Hi I checked out these links and particularly the Autosomal DNA Testing one as that is where my initial inquiry lay. That particular article is misleading through it's over simplification of how the average contribution from grandparents (and further back) any one given individual may actually hold within themselves as to actual genetic makeup. The really big factor in this is "crossover" or, more accurately put, natural DNA recombination that occurs when a cell spits into two functional selves. We all start off as a single cell (fertilized egg in the mother's body). For that fact alone, you will always be 50:50 your parent's contribution.
The real wildcard lay with what part of your parent's genetic makeup got saved to make you. Only half of their own specific genetic make up got saved to combine into viable cell which developed into you... with the rest discarded or not used (depending upon gender). Crossover occurs each and every time a cell divides during 'normal' cell division and is completely random in nature. By the time the a cell is destined to become either an egg or sperm, this has happened countless times... and only one of their own progeny goes on to result in a new human being. It is entirely random which specific bits of paired DNA exchange place and which combining sexual cells actually gets used to result in the baby. (The rest get's thrown out... a female's actual period is the result of discarding a fully ready sexual cell that 'could have become a person'). The same for any of a guy's unused sperm that does not goes on to do the same.
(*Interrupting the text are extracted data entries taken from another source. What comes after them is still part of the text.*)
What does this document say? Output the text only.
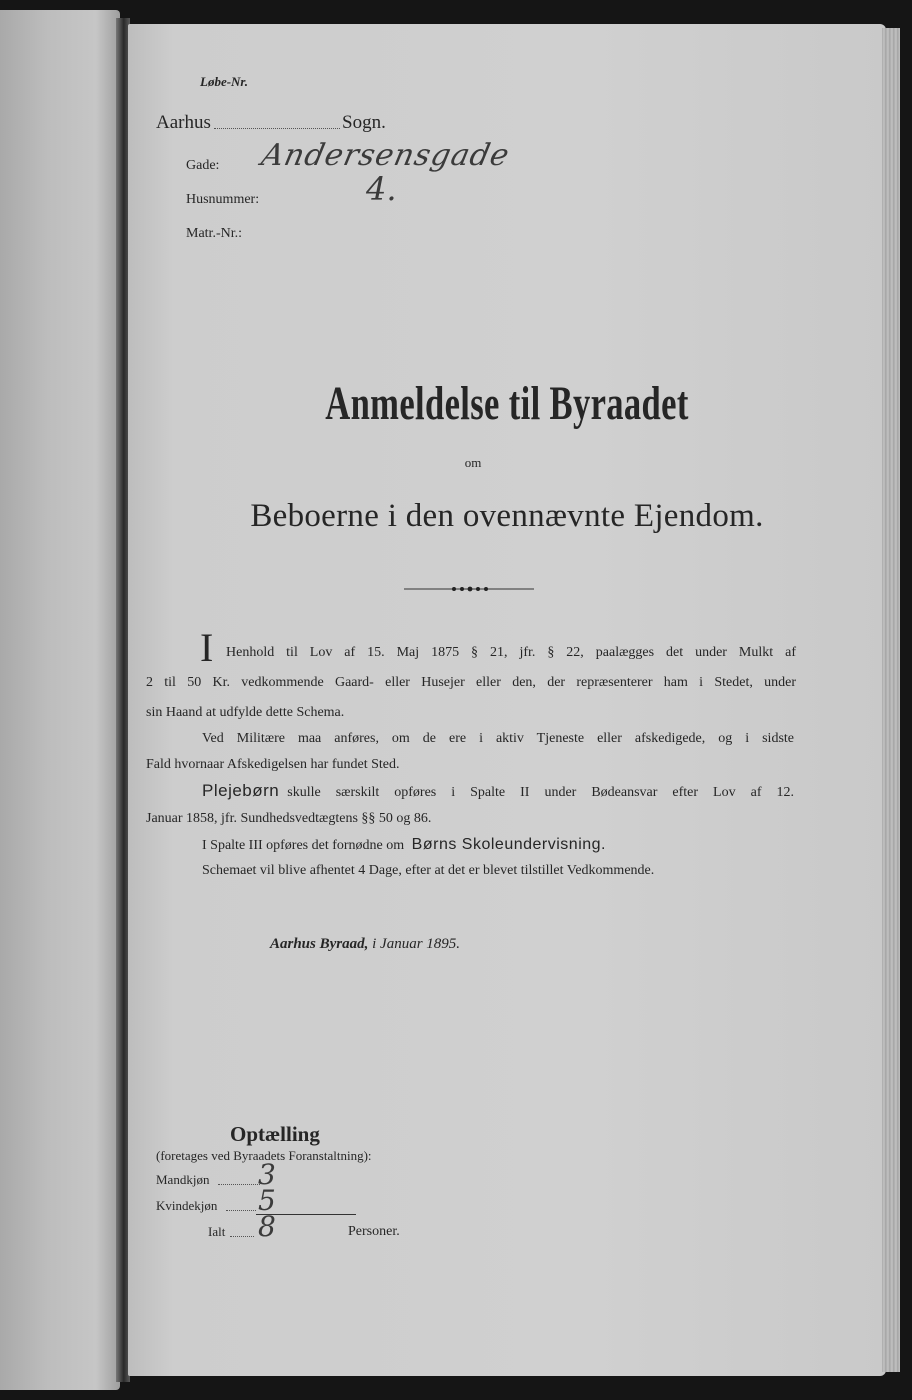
Løbe-Nr.
Aarhus	Sogn.
Gade: Andersensgade
Husnummer:	4.
Matr.-Nr.:
Anmeldelse til Byraadet
om
Beboerne i den ovennævnte Ejendom.
I Henhold til Lov af 15. Maj 1875 § 21, jfr. § 22, paalægges det under Mulkt af
2 til 50 Kr. vedkommende Gaard- eller Husejer eller den, der repræsenterer ham i Stedet, under
sin Haand at udfylde dette Schema.
Ved Militære maa anføres, om de ere i aktiv Tjeneste eller afskedigede, og i sidste
Fald hvornaar Afskedigelsen har fundet Sted.
Plejebørn skulle særskilt opføres i Spalte II under Bødeansvar efter Lov af 12.
Januar 1858, jfr. Sundhedsvedtægtens §§ 50 og 86.
I Spalte III opføres det fornødne om Børns Skoleundervisning.
Schemaet vil blive afhentet 4 Dage, efter at det er blevet tilstillet Vedkommende.
Aarhus Byraad, i Januar 1895.
Optælling
(foretages ved Byraadets Foranstaltning):
Mandkjøn 3
Kvindekjøn 5
Ialt 8	Personer.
Of any given sample of a male's sperm, only eight will be identical. By nature's design, a fellow will produce a couple hundred million per ejaculation. A female will produce only several hundred viable eggs (nature design) and, at the very best, of these candidates only four will ever be identical. (She tosses out the other half, as she does not have the cellular resources to create the rest of the cellular 'machinery' needed for a full eight viable eggs that make for fully functional cell to operate when joined with the male's sperm/DNA contribution).
In any event, I have my answer here. Autosomal DNA testing can likely indeed identify a cousin, as the more matches there are the more likely this relationship as the result. However, it cannot identify with any degree of certainty whether or not the cousin lay within your parental or maternal lines. Crossover that occurs countless time between matched XX pairs before a cell results in a gamete prevent such a determination from happening. It is up to the researcher to figure this out (and hope that whatever he/she is proverbially making the decision from traits that are not commonly shared from both parental lines). Shared traits are common within groups sharing the same ethnicity - why they have similar.